C’est en analysant des échantillons sanguins de 959 personnes (asymptomatiques), récupérés lors de recherches pour le dépistage du cancer du poumon lancées entre septembre 2019 et mars 2020, que les scientifiques ont pu détecter des anticorps dirigés contre le SARS-CoV-2, soit le coronavirus responsable de la crise sanitaire que nous vivons actuellement.

Des anticorps contre le SRAS-CoV-2 découverts dans le sang de patients bien avant les premiers cas officiels

D’après leurs travaux, 111 personnes sur les 959 volontaires avaient fabriqué ces anticorps spécifiques avant le mois de février, voire dès septembre 2019 pour certains d’entre eux, soit près de 5 mois avant le signalement de premiers cas officiels de Covid-19 en Europe.
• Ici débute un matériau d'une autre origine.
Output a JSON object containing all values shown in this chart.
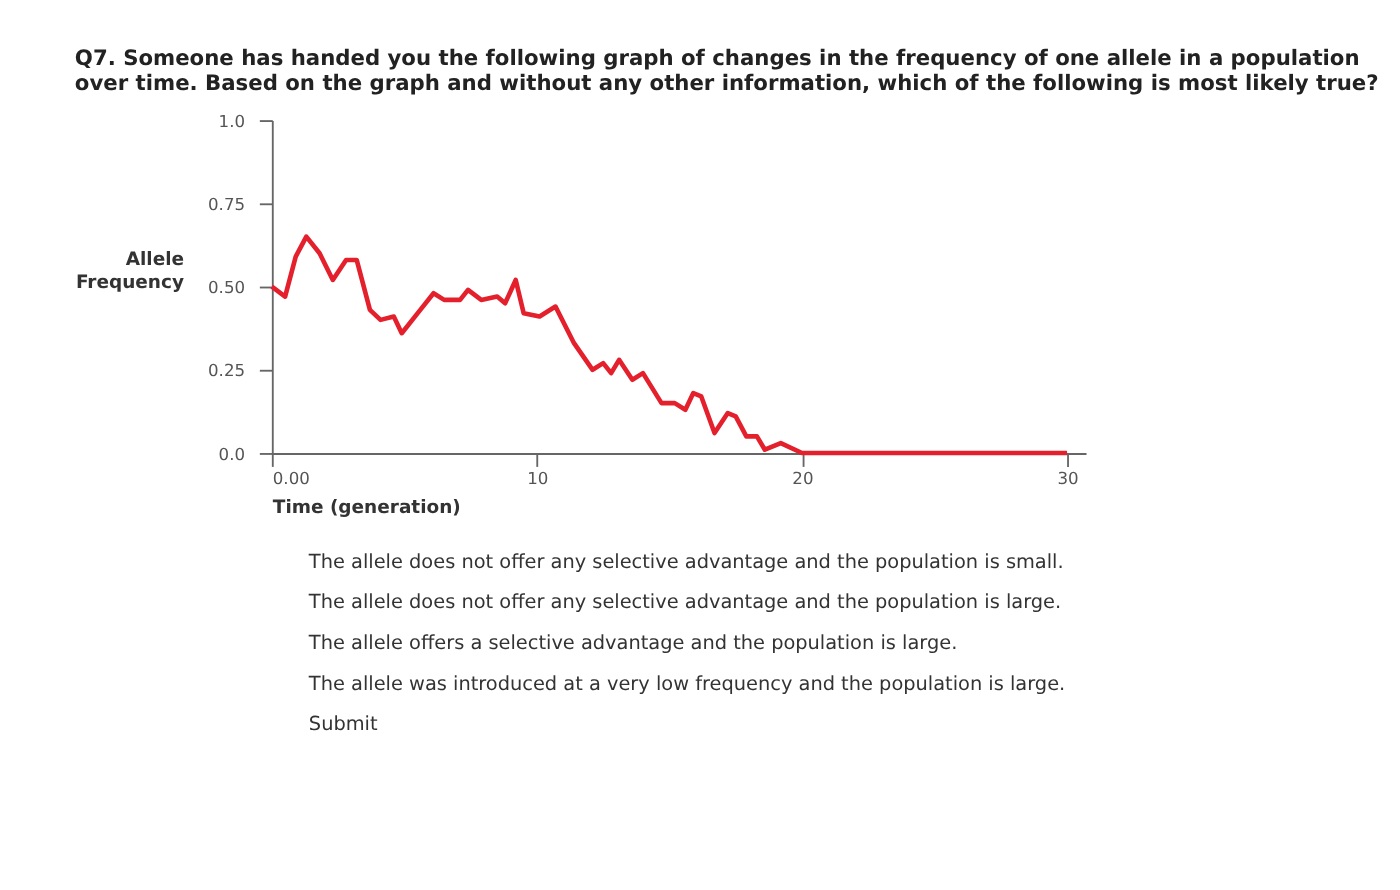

“Cette étude montre une circulation très précoce et inattendue du SRAS-CoV-2 chez des individus asymptomatiques en Italie, plusieurs mois avant que le premier patient ne soit identifié, et clarifie l’apparition et la propagation de la pandémie de coronavirus 2019 (COVID-19)”, expliquent Giovanni Apolone et Emanuele Montomolin, principaux auteurs de l’étude.

Cette découverte d’anticorps dans le sang de patients asymptomatiques dès le mois de septembre l’an dernier, pourrait aider à mieux comprendre l’origine, la progression de ce virus qui sévit dans le monde entier depuis début 2020.